Sir Roy Anderson, a professor of infectious disease epidemiology at the Imperial College London and director of the Centre for Neglected Tropical Disease Research, said a “gradual transition” will be necessary to return to a world “where we can all walk around like we did before the pandemic hit.” He said that “eventually” people will no longer be asked to wear masks after being vaccinated, but added that “until we know that this vaccine is working, we are going to have to wear a mask.”

One metric of vaccine effectiveness is achieving what’s known as “herd immunity.” This occurs when mass vaccination confers widespread immunity to an infectious disease on a population, providing indirect protection. “Measles, mumps, polio, and chickenpox are examples of infectious diseases that were once very common but are now rare in the U.S. because vaccines helped to establish herd immunity,” according to Johns Hopkins. Outbreaks of inoculated diseases can crop up in communities with lower vaccine coverage because they don’t have herd immunity. 
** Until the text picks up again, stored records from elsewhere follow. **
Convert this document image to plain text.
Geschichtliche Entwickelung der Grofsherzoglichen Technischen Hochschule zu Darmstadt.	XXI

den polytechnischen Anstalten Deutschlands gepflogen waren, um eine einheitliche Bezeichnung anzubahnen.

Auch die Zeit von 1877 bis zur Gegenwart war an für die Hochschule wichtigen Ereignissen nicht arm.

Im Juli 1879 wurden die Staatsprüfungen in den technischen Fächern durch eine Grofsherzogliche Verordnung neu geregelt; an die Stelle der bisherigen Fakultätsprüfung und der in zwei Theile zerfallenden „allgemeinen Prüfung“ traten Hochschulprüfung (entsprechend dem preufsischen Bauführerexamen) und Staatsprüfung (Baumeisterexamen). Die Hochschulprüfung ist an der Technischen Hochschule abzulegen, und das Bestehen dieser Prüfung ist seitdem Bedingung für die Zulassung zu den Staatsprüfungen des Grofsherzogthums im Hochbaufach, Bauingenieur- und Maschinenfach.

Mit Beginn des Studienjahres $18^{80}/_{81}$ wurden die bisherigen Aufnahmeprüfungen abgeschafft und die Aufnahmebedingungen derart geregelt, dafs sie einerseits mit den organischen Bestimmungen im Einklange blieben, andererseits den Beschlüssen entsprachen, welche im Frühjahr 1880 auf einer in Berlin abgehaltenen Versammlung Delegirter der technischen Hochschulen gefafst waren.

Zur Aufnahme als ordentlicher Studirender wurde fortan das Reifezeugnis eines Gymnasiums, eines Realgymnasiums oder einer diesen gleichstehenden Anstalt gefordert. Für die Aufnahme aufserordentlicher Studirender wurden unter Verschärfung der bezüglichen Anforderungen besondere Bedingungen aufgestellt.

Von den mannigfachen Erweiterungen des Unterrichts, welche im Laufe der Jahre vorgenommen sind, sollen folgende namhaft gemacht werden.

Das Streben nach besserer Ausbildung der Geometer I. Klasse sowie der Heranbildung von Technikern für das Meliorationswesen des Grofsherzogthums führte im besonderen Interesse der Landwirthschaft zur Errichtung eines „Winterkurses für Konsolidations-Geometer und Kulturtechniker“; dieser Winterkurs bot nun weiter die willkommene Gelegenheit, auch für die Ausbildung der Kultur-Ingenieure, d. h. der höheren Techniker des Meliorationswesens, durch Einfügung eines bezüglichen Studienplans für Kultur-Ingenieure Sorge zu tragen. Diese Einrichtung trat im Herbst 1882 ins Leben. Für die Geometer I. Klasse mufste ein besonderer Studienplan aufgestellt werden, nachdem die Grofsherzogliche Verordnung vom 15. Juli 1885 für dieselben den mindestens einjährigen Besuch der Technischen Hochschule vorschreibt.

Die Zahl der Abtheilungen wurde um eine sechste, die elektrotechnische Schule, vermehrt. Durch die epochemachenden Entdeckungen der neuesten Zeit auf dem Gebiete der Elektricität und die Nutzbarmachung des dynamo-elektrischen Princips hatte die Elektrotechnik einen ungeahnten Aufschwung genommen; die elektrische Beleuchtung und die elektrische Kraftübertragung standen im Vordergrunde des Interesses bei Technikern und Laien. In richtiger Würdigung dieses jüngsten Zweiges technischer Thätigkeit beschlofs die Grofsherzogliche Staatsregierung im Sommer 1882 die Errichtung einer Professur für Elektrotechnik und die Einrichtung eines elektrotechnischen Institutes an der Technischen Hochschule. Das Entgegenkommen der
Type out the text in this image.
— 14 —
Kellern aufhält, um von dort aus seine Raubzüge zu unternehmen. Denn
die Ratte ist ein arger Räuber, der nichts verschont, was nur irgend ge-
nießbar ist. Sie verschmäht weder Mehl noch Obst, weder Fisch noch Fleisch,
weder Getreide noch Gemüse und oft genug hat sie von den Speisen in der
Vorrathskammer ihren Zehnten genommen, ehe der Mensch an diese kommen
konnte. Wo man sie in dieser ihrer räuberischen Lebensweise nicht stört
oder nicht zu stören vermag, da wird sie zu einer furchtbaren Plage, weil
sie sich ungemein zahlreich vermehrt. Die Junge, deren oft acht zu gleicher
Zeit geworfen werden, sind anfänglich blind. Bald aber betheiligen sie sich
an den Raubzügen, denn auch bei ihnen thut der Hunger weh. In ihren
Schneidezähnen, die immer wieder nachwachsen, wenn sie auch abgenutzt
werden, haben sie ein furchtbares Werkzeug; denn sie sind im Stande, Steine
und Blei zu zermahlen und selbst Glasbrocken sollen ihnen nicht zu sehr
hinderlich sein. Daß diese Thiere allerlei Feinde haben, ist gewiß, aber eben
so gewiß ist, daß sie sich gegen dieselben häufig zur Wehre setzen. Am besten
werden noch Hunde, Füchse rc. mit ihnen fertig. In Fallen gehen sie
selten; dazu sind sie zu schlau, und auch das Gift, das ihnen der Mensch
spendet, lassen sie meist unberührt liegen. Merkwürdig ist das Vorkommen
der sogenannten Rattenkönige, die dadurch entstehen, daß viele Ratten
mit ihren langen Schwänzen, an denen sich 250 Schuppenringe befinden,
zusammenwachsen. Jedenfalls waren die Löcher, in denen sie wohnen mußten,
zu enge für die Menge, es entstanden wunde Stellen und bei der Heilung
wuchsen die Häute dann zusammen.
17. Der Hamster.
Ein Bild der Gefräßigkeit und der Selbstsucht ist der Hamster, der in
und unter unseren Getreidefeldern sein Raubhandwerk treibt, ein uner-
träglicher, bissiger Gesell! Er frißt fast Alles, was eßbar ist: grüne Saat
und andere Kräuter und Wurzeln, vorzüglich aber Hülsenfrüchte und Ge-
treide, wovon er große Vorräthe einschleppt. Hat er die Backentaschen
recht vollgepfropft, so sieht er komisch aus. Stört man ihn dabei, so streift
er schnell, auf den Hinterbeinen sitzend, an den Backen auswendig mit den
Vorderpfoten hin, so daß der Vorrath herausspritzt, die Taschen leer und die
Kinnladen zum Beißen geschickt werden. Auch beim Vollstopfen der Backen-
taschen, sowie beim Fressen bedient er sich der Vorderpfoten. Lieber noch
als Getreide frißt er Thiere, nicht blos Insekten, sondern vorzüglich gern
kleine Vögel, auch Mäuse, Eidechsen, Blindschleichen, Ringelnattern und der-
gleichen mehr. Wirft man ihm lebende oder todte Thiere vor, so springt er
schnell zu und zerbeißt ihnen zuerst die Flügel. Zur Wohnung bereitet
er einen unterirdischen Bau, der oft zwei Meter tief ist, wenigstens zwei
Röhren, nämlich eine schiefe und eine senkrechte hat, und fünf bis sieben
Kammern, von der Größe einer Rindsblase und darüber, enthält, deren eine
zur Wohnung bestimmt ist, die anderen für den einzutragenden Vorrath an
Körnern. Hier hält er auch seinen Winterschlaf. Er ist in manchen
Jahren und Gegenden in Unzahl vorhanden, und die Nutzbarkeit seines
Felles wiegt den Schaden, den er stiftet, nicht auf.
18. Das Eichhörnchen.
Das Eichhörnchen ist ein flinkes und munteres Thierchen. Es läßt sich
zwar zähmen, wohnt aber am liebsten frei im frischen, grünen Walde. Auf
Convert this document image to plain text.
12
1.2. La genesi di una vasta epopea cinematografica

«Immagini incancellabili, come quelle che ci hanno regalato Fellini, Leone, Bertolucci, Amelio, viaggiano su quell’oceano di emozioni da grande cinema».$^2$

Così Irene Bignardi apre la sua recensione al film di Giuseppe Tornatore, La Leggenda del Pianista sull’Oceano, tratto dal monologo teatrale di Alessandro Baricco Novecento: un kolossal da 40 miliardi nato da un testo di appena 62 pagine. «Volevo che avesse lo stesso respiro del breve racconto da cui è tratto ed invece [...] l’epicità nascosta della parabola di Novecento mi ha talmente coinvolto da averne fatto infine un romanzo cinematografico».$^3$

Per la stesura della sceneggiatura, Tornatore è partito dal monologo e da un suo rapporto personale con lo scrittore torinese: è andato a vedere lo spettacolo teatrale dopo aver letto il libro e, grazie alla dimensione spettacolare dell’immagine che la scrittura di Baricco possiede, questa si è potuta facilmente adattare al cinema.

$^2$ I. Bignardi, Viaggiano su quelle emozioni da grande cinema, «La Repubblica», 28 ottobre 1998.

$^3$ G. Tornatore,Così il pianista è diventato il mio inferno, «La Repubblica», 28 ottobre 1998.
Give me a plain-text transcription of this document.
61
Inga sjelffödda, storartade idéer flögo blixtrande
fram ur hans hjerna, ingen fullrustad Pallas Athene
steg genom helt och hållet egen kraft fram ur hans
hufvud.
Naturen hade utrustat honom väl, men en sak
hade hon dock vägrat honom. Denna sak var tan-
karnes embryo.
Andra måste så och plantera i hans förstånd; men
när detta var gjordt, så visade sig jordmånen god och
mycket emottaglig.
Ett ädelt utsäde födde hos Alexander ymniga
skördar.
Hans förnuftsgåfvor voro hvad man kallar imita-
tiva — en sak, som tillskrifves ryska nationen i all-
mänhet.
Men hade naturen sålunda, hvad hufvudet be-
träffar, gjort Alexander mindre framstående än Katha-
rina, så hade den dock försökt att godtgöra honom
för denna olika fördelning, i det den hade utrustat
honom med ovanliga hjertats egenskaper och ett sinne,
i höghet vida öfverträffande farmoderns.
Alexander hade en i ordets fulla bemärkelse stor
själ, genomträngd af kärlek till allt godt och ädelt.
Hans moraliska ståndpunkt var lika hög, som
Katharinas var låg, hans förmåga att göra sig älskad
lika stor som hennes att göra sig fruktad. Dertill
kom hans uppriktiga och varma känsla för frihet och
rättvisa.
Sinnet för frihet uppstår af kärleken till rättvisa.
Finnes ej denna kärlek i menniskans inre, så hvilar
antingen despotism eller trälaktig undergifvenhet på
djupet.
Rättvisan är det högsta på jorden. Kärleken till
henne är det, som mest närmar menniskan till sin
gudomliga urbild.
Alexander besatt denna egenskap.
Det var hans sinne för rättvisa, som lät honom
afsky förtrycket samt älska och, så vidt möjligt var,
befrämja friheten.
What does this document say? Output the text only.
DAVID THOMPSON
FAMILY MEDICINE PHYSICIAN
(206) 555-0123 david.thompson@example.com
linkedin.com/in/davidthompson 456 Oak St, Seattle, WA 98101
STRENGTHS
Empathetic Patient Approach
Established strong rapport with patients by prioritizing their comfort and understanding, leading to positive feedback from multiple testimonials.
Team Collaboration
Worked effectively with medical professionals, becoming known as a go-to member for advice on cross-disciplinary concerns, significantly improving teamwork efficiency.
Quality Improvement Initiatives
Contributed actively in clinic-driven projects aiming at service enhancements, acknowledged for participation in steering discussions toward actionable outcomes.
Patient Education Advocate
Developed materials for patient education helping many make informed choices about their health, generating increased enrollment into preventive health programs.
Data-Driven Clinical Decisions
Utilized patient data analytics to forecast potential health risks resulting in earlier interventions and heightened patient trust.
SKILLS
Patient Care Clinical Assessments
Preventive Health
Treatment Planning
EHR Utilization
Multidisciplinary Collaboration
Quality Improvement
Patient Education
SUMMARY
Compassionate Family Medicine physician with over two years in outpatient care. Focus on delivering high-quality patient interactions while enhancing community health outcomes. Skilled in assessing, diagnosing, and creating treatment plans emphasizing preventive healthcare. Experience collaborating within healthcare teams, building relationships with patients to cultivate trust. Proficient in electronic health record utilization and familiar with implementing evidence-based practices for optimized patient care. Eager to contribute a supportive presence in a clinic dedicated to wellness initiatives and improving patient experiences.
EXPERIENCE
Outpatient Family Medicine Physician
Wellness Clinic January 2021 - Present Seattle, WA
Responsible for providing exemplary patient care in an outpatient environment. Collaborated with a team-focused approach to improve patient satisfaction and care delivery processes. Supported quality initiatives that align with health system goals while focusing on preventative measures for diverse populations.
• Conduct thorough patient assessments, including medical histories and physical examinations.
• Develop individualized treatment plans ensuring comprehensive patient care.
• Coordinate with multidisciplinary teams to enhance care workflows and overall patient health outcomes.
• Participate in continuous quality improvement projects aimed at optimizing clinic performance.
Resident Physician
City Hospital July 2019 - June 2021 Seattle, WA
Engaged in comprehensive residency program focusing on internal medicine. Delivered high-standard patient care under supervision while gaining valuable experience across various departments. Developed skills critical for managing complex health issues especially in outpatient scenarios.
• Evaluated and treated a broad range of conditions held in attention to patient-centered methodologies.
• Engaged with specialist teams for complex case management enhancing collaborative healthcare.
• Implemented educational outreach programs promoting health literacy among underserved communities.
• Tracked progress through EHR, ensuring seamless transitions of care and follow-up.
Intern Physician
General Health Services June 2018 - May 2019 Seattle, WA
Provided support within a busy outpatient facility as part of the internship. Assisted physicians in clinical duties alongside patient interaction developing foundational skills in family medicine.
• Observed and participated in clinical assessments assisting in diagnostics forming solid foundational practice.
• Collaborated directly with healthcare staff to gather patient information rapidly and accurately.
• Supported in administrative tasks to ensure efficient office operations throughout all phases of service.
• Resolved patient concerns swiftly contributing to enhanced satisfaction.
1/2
It is estimated that 70-80% of people need to be vaccinated against the coronavirus to achieve herd immunity. According to Slaoui, Operation Warp Speed has plans to produce enough vaccine to meet that threshold by May of next year.

“We may start to see some impact on the most susceptible people probably in the month of January and February. But on a population basis, for our lives to start getting back to normal, we’re talking about April or May,” Slaoui told “Face the Nation”. “And therefore it’s absolutely vital that everybody a) take comfort in the fact that we have light at the end of the tunnel, and find the energy in that to continue wear our masks, distance, wash our hands, pay attention to what we’re doing to make sure that we are there by the spring to benefit from the vaccine.”

But, as Dr. Susan Buchbinder, a clinical professor of medicine, epidemiology, and biostatistics at UCSF, warned in its magazine earlier this month, achieving herd immunity will ultimately “rely on whether and to what extent the vaccine keeps people from being infectious.”

“We will need some other studies, currently being planned, to tell us whether it is also keeping people who become infected from passing the virus on to others. We don’t have all that data yet,” she wrote. “So for now, we are going to need both a vaccine that induces high levels of protection against infectiousness, and a population willing to receive a vaccine.”